17 Nisan, Dünya Hemofili Günü dolayısıyla, Çocuk Hematoloji ve Onkoloji Uzmanı Doç. Dr. Işık Odaman Al, önemli açıklamalarda bulundu. Hemofilinin, kan pıhtılaşma proteini olan faktör VIII ve faktör IX eksikliğinden kaynaklandığını belirten Dr. Odaman Al, "Hemofili A ve hemofili B olmak üzere iki tipi bulunmaktadır. Hemofili A'da faktör VIII eksikliği, tüm hemofili vakalarının yüzde 85'ini oluştururken, hemofili B'de faktör IX eksikliği görülür ve vakaların yüzde 15'ini oluşturur.

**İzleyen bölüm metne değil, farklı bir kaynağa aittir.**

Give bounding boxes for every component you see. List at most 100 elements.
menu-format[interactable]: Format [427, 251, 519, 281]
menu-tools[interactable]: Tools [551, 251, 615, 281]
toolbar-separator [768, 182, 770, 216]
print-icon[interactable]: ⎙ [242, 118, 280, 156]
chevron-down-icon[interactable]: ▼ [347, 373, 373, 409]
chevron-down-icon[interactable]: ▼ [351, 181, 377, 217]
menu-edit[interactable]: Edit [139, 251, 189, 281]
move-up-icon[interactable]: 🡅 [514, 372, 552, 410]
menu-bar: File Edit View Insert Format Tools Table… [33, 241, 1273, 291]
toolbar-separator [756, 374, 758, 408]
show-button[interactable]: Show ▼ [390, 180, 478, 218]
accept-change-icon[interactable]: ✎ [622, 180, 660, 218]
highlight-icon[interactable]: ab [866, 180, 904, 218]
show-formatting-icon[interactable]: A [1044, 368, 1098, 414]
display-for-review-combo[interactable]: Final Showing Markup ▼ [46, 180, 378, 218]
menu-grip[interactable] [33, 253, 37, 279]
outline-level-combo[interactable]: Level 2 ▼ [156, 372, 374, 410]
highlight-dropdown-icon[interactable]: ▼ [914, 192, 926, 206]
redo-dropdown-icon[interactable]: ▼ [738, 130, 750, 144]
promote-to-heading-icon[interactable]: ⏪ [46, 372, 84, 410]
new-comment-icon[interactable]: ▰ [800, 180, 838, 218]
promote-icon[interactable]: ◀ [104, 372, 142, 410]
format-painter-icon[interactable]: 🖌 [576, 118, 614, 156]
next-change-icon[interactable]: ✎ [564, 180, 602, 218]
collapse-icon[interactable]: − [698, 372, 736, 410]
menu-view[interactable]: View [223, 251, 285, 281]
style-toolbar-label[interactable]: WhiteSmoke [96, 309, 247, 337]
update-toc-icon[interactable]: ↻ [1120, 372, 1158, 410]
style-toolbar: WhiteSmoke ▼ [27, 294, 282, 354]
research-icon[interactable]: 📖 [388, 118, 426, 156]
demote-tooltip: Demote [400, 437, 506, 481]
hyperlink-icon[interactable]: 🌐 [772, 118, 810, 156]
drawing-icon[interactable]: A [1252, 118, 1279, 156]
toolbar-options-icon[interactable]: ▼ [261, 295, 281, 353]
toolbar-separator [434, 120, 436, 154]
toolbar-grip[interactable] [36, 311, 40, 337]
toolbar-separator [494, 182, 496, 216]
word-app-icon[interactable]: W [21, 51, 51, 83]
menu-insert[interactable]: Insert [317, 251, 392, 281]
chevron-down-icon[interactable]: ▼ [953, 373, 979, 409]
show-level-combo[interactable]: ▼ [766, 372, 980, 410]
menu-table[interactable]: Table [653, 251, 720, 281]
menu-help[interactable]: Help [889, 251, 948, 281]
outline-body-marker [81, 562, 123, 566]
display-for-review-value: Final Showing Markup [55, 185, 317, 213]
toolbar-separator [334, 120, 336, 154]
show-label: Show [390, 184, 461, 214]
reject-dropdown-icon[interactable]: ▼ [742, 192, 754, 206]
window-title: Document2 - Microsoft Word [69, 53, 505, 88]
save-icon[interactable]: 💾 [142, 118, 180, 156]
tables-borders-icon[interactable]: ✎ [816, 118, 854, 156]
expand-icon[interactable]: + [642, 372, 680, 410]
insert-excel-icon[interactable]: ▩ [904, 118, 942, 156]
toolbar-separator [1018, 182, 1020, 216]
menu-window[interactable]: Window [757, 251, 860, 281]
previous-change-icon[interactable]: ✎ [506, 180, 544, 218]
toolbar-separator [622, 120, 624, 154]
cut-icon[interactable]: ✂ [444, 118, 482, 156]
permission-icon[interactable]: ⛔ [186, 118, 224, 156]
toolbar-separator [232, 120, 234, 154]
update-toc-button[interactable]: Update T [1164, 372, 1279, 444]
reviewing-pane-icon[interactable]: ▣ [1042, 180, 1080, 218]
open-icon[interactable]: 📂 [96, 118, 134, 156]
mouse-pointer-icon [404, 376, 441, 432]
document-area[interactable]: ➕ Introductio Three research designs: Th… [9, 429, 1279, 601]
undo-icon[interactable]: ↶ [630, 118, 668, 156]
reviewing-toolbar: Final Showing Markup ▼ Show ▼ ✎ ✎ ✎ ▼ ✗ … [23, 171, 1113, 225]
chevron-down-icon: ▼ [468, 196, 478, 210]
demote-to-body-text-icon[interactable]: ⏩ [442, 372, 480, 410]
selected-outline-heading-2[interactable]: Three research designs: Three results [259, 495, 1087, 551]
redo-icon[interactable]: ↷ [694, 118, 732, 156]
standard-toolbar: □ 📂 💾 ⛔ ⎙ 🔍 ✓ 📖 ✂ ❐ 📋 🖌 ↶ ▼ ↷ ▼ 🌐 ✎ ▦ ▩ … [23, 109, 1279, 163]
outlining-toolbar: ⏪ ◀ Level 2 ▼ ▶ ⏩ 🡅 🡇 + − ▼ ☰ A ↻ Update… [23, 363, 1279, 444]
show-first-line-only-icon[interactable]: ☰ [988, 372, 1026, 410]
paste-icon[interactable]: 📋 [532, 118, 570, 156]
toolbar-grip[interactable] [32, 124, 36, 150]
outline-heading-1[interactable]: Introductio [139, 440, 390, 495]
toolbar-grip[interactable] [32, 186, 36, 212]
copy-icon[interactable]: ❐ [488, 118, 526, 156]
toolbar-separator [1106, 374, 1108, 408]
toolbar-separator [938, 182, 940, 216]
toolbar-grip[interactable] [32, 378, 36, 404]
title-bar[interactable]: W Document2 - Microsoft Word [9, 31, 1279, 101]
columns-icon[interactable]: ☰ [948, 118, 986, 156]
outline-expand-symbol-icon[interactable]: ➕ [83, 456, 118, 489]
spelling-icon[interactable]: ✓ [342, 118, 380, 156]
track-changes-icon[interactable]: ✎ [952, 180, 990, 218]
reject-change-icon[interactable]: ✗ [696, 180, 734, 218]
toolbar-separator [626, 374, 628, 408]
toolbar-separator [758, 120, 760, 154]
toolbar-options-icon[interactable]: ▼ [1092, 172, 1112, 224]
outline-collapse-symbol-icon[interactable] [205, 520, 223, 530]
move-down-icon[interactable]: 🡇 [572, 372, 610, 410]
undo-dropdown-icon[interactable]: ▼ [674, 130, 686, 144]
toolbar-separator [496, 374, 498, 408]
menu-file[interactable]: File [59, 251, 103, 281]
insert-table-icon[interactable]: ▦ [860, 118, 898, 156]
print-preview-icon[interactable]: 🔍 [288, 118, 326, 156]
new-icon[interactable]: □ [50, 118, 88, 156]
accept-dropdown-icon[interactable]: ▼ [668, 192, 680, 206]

Hemofili, X'e bağlı çekinik olarak kalıtılır ve genetik kökenlidir. Ayrıca, sonradan kazanılan mutasyonlar da hastalığa sebep olabilir" dedi.
Dr. Odaman Al, hemofili A ve B'nin klinik bulgularının benzer olduğunu vurgulayarak, "Eklem ve kas içi kanamalar en sık görülen belirtiler arasında yer alıyor. Hastaların üçte biri sünnet sonrası uzamış kanama ile doktora başvuruyor. Hastalığın ağırlığına bağlı olarak klinik bulgular değişiklik gösteriyor. Ağır hemofili vakalarında bulgular daha ciddi olup, hastalar genellikle eklem içi kanamalarla doktora başvuruyorlar. Hafif hemofili durumunda ise belirtiler genellikle ileri yaşlarda, ağır travma veya cerrahi sonrası kanama şeklinde ortaya çıkıyor" şeklinde konuştu.
Tedavi ve bakım açısından, Dr. Odaman Al, "Tedavinin temeli, eksik olan faktörlerin yerine konulmasıdır. Günümüzde, plazma kaynaklı ve rekombinant olarak üretilen faktör konsantreleri bulunmaktadır. Özellikle ağır hemofili vakalarında, ciddi kanamalar gelişmeden koruyucu tedaviye başlanmalıdır. Bu tedavi, hastanın faktör seviyesini yüzde 1'in üzerinde tutmayı hedefler ve ciddi kanamaların önüne geçer. Diğer bir tedavi yöntemi ise 'kanadıkça' olarak bilinen, kanama olduğunda uygulanan faktör yerine koyma tedavisidir. Tedavide erken tanı ve hastanın ve ailesinin tedaviye uyumu büyük önem taşır" şeklinde açıklamalarda bulundu.
Uzman, "Hemofili ömür boyu takip gerektiren bir hastalıktır. Hastaların fiziksel aktiviteleri desteklenmeli ve eklem içi kanamalar önlenmelidir. Ayrıca, tedaviye uyumun en çok bozulduğu dönem ergenlik dönemidir. Bu süreçte hastalar psikososyal olarak desteklenmeli ve yeni tedavi yöntemlerinden haberdar edilmelidir" ifadelerini kullandı.
Hemofili alanında yapılan araştırmaların ve gelişmelerin, hastaların yaşam kalitesini artırmaya ve tedavi sürecini iyileştirmeye yönelik olduğunu belirten Dr. Odaman Al, "Uzun yarı ömürlü faktörler, Emicizumab gibi yeni tedavi yöntemleri ve gen tedavisi çalışmaları, gelecekte hemofili tedavisinde önemli bir ilerleme sağlayabilir" dedi.